COCKTAIL HOUR: ASPARAGUS WITH DIJON VINAIGRETTE
YIELD :: Makes 4 servings
1 1/2 lb. medium asparagus, trim woody ends and lower half of stalk peeled
1 1/4 teaspoons salt
2 tablespoons apple cider vinegar
1 tablespoon finely chopped onion
1 teaspoon Dijon mustard
1/8 teaspoon black pepper
1/4 cup extra-virgin olive oil
2 hard-boiled large eggs at room temperature (optional)
Prepare a bowl of ice and cold water.
Put asparagus in a 12-inch skillet, then cover with cold water. Bring water to a boil and add 1 teaspoons salt, then reduce heat and simmer asparagus, uncovered, until just tender, 6 to 8 minutes. Transfer with tongs to ice water, then to a clean kitchen towel. Pat dry.

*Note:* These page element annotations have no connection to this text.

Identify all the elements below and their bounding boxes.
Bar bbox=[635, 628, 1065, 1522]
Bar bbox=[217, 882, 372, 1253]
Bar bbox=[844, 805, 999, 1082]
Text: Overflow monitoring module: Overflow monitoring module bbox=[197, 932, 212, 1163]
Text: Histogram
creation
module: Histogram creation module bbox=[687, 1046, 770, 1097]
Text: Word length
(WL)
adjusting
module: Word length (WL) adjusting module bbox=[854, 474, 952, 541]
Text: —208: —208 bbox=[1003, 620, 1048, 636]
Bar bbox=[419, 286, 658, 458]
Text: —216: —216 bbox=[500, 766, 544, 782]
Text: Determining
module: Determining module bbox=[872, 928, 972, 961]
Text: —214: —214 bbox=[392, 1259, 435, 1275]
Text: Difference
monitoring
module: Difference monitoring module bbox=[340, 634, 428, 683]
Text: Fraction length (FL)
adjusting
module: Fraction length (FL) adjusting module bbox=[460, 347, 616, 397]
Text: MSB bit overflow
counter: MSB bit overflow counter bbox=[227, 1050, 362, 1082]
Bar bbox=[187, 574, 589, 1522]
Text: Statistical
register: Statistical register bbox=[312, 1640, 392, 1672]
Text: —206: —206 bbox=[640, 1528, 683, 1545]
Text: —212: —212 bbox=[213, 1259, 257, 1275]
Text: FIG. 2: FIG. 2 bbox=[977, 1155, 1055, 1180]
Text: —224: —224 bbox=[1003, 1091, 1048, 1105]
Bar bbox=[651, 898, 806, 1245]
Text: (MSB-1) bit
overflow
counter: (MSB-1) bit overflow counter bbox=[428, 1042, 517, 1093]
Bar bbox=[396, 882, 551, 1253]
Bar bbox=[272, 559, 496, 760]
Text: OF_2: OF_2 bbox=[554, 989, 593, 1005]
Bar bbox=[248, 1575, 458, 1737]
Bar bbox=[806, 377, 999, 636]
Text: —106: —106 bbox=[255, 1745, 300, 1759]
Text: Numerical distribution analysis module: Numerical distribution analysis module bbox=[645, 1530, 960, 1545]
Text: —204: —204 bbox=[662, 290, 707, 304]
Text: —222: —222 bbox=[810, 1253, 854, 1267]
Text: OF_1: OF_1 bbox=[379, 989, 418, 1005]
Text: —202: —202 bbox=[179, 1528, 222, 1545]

Whisk together vinegar, onion, mustard, pepper, and remaining 1/4 teaspoon salt in a small bowl, then add oil in a slow stream, whisking until emulsified.
Halve eggs, then dice into another small bowl. Toss asparagus with 1 tablespoon vinaigrette in a large shallow bowl, then divide asparagus among 4 plates. Spoon additional vinaigrette over asparagus and top with egg. (Optional).